Posted Jan 29, 2010 by The Week In Golf

ben hogan

Feb 1, 1949: Jim Thorpe, one of the few African-American players to make it on The PGA Tour in the 1980s, was born in Roxboro, North Carolina, one of 12 children. Thorpe hustled on the golf courses to make a living before winning three times on tour. The big-hitting, cigar-smoking, storytelling Thorpe was even more successful after graduating to the Champions Tour in 1999, winning over $12million in his first decade among the seniors.
Feb 2, 1949: Ben Hogan ws lucky to escape with his life when he and his wife Valerie were hit in a head-on collision with a Greyhound bus as they drove along the West Texas Highway. Hogan sustained a broken clavicle, fractured ribs, a complex pelvic fracture and smashed bones in his left ankle as threw his body over Valerie  in the passenger seat in an attempt to save her. In doing so, he saved himself, the steering wheel being driven through the driver's seat in the collision. Not only did Hogan defy medical opinion by regaining full mobility, he won the US Open at Merion and won all three of the majors he played in 1953.

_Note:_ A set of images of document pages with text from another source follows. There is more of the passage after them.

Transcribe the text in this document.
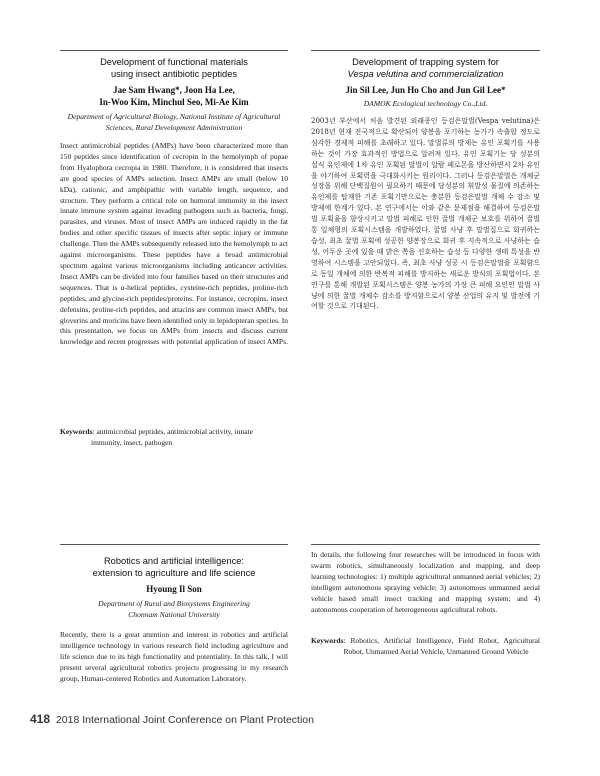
Development of functional materials
using insect antibiotic peptides
Jae Sam Hwang*, Joon Ha Lee,
In-Woo Kim, Minchul Seo, Mi-Ae Kim
Department of Agricultural Biology, National Institute of Agricultural
Sciences, Rural Development Administration
Insect antimicrobial peptides (AMPs) have been characterized more than 150 peptides since identification of cecropin in the hemolymph of pupae from Hyalophora cecropia in 1980. Therefore, it is considered that insects are good species of AMPs selection. Insect AMPs are small (below 10 kDa), cationic, and amphipathic with variable length, sequence, and structure. They perform a critical role on humoral immunity in the insect innate immune system against invading pathogens such as bacteria, fungi, parasites, and viruses. Most of insect AMPs are induced rapidly in the fat bodies and other specific tissues of insects after septic injury or immune challenge. Then the AMPs subsequently released into the hemolymph to act against microorganisms. These peptides have a broad antimicrobial spectrum against various microorganisms including anticancer activities. Insect AMPs can be divided into four families based on their structures and sequences. That is α-helical peptides, cysteine-rich peptides, proline-rich peptides, and glycine-rich peptides/proteins. For instance, cecropins, insect defensins, proline-rich peptides, and attacins are common insect AMPs, but gloverins and moricins have been identified only in lepidopteran species. In this presentation, we focus on AMPs from insects and discuss current knowledge and recent progresses with potential application of insect AMPs.
Keywords : antimicrobial peptides, antimicrobial activity, innate
immunity, insect, pathogen
Development of trapping system for
Vespa velutina and commercialization
Jin Sil Lee, Jun Ho Cho and Jun Gil Lee*
DAMOK Ecological technology Co.,Ltd.
2003년 부산에서 처음 발견된 외래종인 등검은말벌(Vespa velutina)은 2018년 현재 전국적으로 확산되어 양봉을 포기하는 농가가 속출할 정도로 심각한 경제적 피해를 초래하고 있다. 말벌류의 방제는 유인 포획기를 사용하는 것이 가장 효과적인 방법으로 알려져 있다. 유인 포획기는 당 성분의 섭식 유인제에 1차 유인 포획된 말벌이 알람 페로몬을 방산하면서 2차 유인을 야기하여 포획력을 극대화시키는 원리이다. 그러나 등검은말벌은 개체군 성장을 위해 단백질원이 필요하기 때문에 당성분의 휘발성 물질에 의존하는 유인제를 탑재한 기존 포획기만으로는 충분한 등검은말벌 개체 수 감소 및 방제에 한계가 있다. 본 연구에서는 이와 같은 문제점을 해결하여 등검은말벌 포획율을 향상시키고 말벌 피해로 인한 꿀벌 개체군 보호를 위하여 꿀벌통 일체형의 포획시스템을 개발하였다. 꿀벌 사냥 후 말벌집으로 회귀하는 습성, 최초 꿀벌 포획에 성공한 양봉장으로 회귀 후 지속적으로 사냥하는 습성, 어두운 곳에 있을 때 밝은 쪽을 선호하는 습성 등 다양한 생태 특성을 반영하여 시스템을 고안되었다. 즉, 최초 사냥 성공 시 등검은말벌을 포획함으로 동일 개체에 의한 반복적 피해를 방지하는 새로운 방식의 포획법이다. 본 연구를 통해 개발된 포획시스템은 양봉 농가의 가장 큰 피해 요인인 말벌 사냥에 의한 꿀벌 개체수 감소를 방지함으로서 양봉 산업의 유지 및 발전에 기여할 것으로 기대된다.
Robotics and artificial intelligence:
extension to agriculture and life science
Hyoung Il Son
Department of Rural and Biosystems Engineering
Chonnam National University
Recently, there is a great attention and interest in robotics and artificial intelligence technology in various research field including agriculture and life science due to its high functionality and potentiality. In this talk, I will present several agricultural robotics projects progressing in my research group, Human-centered Robotics and Automation Laboratory.
In details, the following four researches will be introduced in focus with swarm robotics, simultaneously localization and mapping, and deep learning technologies: 1) multiple agricultural unmanned aerial vehicles; 2) intelligent autonomous spraying vehicle; 3) autonomous unmanned aerial vehicle based small insect tracking and mapping system; and 4) autonomous cooperation of heterogeneous agricultural robots.
Keywords : Robotics, Artificial Intelligence, Field Robot, Agricultural Robot, Unmanned Aerial Vehicle, Unmanned Ground Vehicle
418 2018 International Joint Conference on Plant Protection
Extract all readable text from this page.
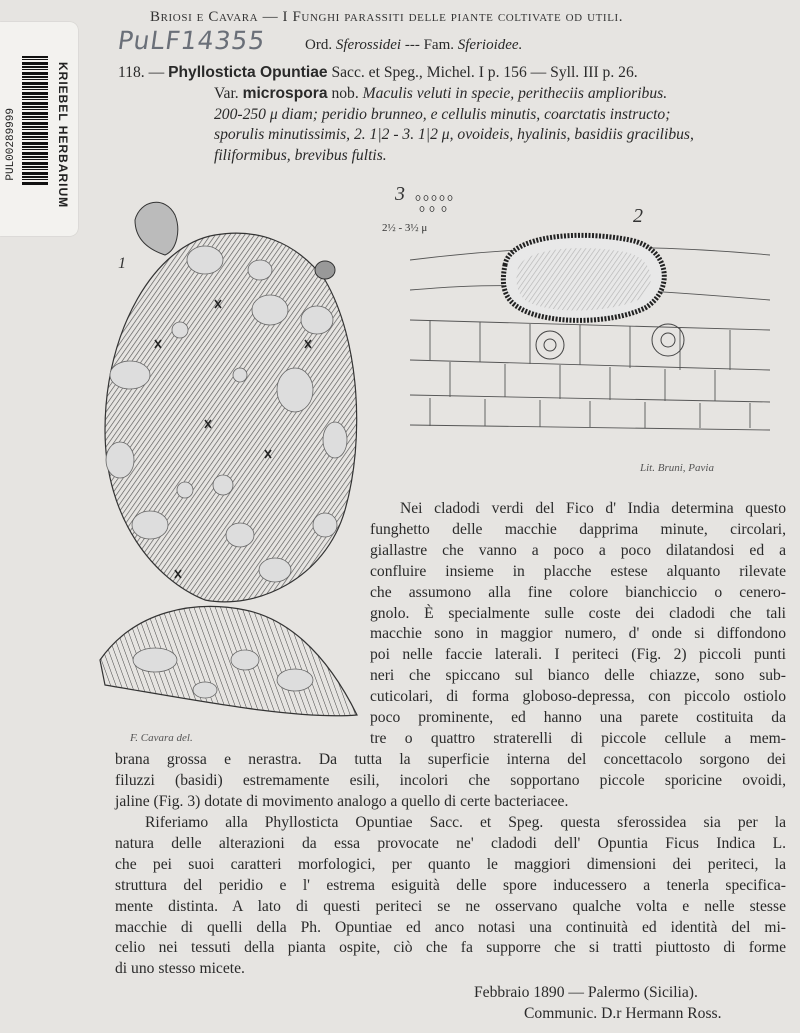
PUL00289999	KRIEBEL HERBARIUM
PuLF14355
Briosi e Cavara — I Funghi parassiti delle piante coltivate od utili.
Ord. Sferossidei --- Fam. Sferioidee.
118. — Phyllosticta Opuntiae Sacc. et Speg., Michel. I p. 156 — Syll. III p. 26.
Var. microspora nob. Maculis veluti in specie, peritheciis amplioribus.
200-250 μ diam; peridio brunneo, e cellulis minutis, coarctatis instructo;
sporulis minutissimis, 2. 1|2 - 3. 1|2 μ, ovoideis, hyalinis, basidiis gracilibus,
filiformibus, brevibus fultis.
1
F. Cavara del.
2
Lit. Bruni, Pavia
3
2½ - 3½ μ
Nei cladodi verdi del Fico d' India determina questo
funghetto delle macchie dapprima minute, circolari,
giallastre che vanno a poco a poco dilatandosi ed a
confluire insieme in placche estese alquanto rilevate
che assumono alla fine colore bianchiccio o cenero-
gnolo. È specialmente sulle coste dei cladodi che tali
macchie sono in maggior numero, d' onde si diffondono
poi nelle faccie laterali. I periteci (Fig. 2) piccoli punti
neri che spiccano sul bianco delle chiazze, sono sub-
cuticolari, di forma globoso-depressa, con piccolo ostiolo
poco prominente, ed hanno una parete costituita da
tre o quattro straterelli di piccole cellule a mem-
brana grossa e nerastra. Da tutta la superficie interna del concettacolo sorgono dei
filuzzi (basidi) estremamente esili, incolori che sopportano piccole sporicine ovoidi,
jaline (Fig. 3) dotate di movimento analogo a quello di certe bacteriacee.
Riferiamo alla Phyllosticta Opuntiae Sacc. et Speg. questa sferossidea sia per la
natura delle alterazioni da essa provocate ne' cladodi dell' Opuntia Ficus Indica L.
che pei suoi caratteri morfologici, per quanto le maggiori dimensioni dei periteci, la
struttura del peridio e l' estrema esiguità delle spore inducessero a tenerla specifica-
mente distinta. A lato di questi periteci se ne osservano qualche volta e nelle stesse
macchie di quelli della Ph. Opuntiae ed anco notasi una continuità ed identità del mi-
celio nei tessuti della pianta ospite, ciò che fa supporre che si tratti piuttosto di forme
di uno stesso micete.
Febbraio 1890 — Palermo (Sicilia).
Communic. D.r Hermann Ross.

Feb 3, 1969: Retief Goosen, winner of The US Open in 2001 and 2004, was born in Pietersburg (now named Polokwane), South Africa. He survived being struck by lightning when he was 15 years-old to become a permanent fixture in the world golf hierarchy between 2001 and 2007.
Feb 4, 1912: Byron Nelson was born in Fort Worth, Texas. Lord Byron, as he became known, is best known for winning 18 tournaments during the 1945, including 11 in a row. Calculating that he'd earned enough in a year to retire, the 34 year-old Nelson bought a ranch in Texas and never returned to play tournament golf. His career winnings on The PGA Tour amounted to $182,000 - around the $2 million mark in today's money.
Feb 5, 1966: José María Olazábal, twice winner of The Masters in 1994 and 1999, was born in Hondarribia, in Spain's Basque region. Ollie won no fewer than 22 times on The European Tour, six times on The PGA Tour and will be remembered as a fine Ryder Cup player, representing Europe in six straight matches between 1987 and 1999.
Feb 6, 1969: US Navy Captain Alan Shepard became the first person to hit a golf ball on the moon. The commander of the Apollo 14 space mission made a makeshift club using the head of a six-iron he happened to have on his person.
Feb 7, 1999: Payne Stewart, winner of The PGA Championship in 1989 and two US Open titles in 1991 and 1999, notched the 22nd win of his career at the AT&T Pebble Beach National Pro-Am. He would win just one more PGA Tour title before being killed in a plane crash just eight months after his win at Pebble.